On Weaving and Deciphering the Biographies of Artists
Monday 6 June 2022, 14:30 to 16:00
This talk reflects on the speaker’s writing about the life and artistic career of Safia Farhat (1924-2004) and her collaborator Habiba Doula (b. 1946). Safia Farhat was the sole female member of the Ecole de Tunis, an elite group of Tunisian, French, and Italian artists formally trained as painters. Habiba Doula was one of eight women weavers from the laboring class who translated Farhat’s sketches into monumental, three-dimensional woven forms and imbued them with their own meaning.
By focusing on the transformative and collaborative act of weaving, the presentation highlights the intertwining of biographies, revealing how artists lived and created in social and historical context. In researching Farhat’s artistic trajectory, Gerschultz could not disentangle her history and œuvre from her lived experience as a woman, and specifically, as one who engaged with Doula and other women in deeply imaginative and generative processes. Their creativity traversed generational and class lines, and refuted colonial-inflected notions of authorship and of weaving as rote feminine labor.

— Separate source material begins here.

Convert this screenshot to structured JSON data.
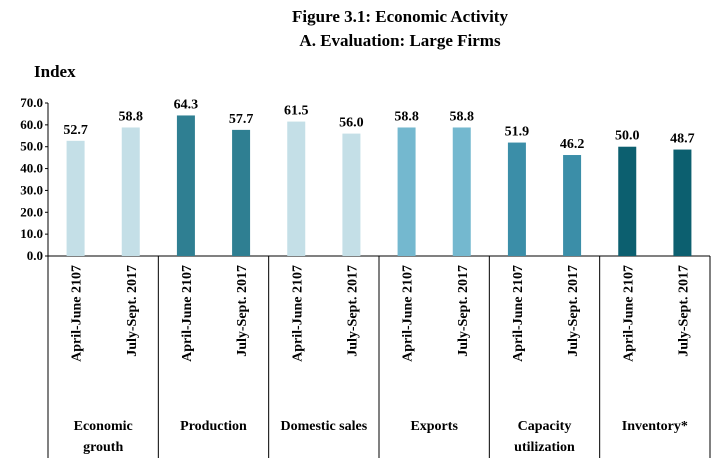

Jessica Gerschultz is an Associate Professor in the department of African and African- American Studies at the University of Kansas. Her research examines modern and contemporary art, gender and craft, and feminist art histories and methodologies.
This talk is part of Moving Biography, a one-week international summer school convened by LAWHA/Orient-Institut Beirut, the American University of Beirut (AUB) and the Global (De)Centre, and taking place in Beirut from June 1 to 8, 2022.
Moving Biography is funded by the Volkswagen Foundation.